Number of Pages: 292
Synopsis: Suspicious deaths are not usually the concern of Police Constable Peter Grant of the Folly – London’s police department for supernatural cases – even when they happen at an exclusive party in one of the flats of the most expensive apartment blocks in London. But the daughter of Lady Ty, influential goddess of the Tyburn river, was there, and Peter owes Lady Ty a favor. Plunged into the alien world of the super-rich, where the basements are bigger than the houses, where the law is something bought and sold on the open market, a sensible young copper would keep his head down and his nose clean. But this is Peter Grant we’re talking about. He’s been given an unparalleled opportunity to alienate old friends and create new enemies at the point where the world of magic and that of privilege intersect. Assuming he survives the week…
I’m beginning to think that, when it comes to the Peter Grant series, Ben Aaronovitch can do no wrong. In The Hanging Tree, we get yet another fantastic book in the urban fantasy series that mixes magic with mystery.
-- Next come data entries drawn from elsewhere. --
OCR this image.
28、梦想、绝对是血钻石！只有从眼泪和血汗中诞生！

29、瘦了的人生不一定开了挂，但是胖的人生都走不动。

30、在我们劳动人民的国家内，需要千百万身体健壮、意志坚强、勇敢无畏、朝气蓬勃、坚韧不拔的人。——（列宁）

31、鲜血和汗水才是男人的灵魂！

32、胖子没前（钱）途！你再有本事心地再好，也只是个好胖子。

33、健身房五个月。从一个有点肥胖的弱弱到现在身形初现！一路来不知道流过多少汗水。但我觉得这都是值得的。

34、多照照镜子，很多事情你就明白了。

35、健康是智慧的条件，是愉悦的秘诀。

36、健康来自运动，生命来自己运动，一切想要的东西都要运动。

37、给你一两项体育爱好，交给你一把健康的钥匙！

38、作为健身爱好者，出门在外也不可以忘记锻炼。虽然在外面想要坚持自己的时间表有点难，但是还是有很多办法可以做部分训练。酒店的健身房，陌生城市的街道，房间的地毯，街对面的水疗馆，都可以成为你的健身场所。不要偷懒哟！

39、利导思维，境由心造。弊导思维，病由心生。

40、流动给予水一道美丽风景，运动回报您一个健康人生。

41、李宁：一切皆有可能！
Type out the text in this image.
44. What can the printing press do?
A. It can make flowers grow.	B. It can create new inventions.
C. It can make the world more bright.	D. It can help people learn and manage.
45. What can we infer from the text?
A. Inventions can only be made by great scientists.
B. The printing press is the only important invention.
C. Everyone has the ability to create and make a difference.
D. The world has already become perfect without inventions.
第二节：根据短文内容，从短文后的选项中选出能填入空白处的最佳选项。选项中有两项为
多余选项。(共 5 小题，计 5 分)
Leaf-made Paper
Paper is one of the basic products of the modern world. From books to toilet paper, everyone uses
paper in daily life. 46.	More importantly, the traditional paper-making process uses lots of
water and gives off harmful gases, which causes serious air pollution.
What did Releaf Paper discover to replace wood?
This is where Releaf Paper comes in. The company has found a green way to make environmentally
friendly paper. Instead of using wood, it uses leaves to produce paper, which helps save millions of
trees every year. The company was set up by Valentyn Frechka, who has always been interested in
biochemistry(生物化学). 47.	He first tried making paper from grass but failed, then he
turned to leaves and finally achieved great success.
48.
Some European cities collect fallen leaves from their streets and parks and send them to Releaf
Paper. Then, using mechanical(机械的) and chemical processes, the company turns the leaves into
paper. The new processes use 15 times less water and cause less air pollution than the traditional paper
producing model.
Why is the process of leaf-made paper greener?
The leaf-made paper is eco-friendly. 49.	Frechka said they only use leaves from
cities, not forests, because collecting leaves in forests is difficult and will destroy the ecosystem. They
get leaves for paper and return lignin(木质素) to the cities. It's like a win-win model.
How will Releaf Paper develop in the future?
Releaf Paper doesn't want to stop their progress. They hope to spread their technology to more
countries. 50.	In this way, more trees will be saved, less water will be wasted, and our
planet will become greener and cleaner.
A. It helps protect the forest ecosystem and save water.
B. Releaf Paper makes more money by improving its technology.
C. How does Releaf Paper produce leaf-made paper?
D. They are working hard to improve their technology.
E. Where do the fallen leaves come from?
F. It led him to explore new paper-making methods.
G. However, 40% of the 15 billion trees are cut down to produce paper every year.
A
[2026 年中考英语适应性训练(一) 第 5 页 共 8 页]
The Peter Grant universe has definitely grown from the very first book in the series and I love the feeling of expansion the series has now. What with Peter learning about a female-exclusive magical society, tangling with Americans and finding out about their magical tradition, and a brief mention about the arrangement with Chinatown, it seems only a matter of time before Peter goes on a trip abroad – and things become even more epic. (Oh man, please let the next Peter Grant mystery be set in Chinatown.)
And speaking of epic, we finally get to see a confrontation between Peter and a certain former friend turned deadly enemy. In my opinion, the fight scene was woefully short but only because I had been anticipating it since book four. But I have a feeling that this was just the warm-up for a future battle of truly epic proportions.
The Hanging Tree is also remarkable for being the book where we finally learn the Faceless Man’s true identity. The reveal of Peter Grant’s own Big Bad was pitch perfect and truly chilling – it played out like something you would see in a taught psychological thriller.
We see a lot of cameos from characters that have popped up in previous Peter Grant novels – some taking on bigger roles than others. While I love seeing some of my favorite characters, I will say that it is sometimes hard to keep track of them all.
And now I must enter into post-Peter Grant depression seeing as I have caught up on all of the books and there is no news about when the next one will be released. Needless to say, I cannot wait for the next one and I highly, highly recommend this series.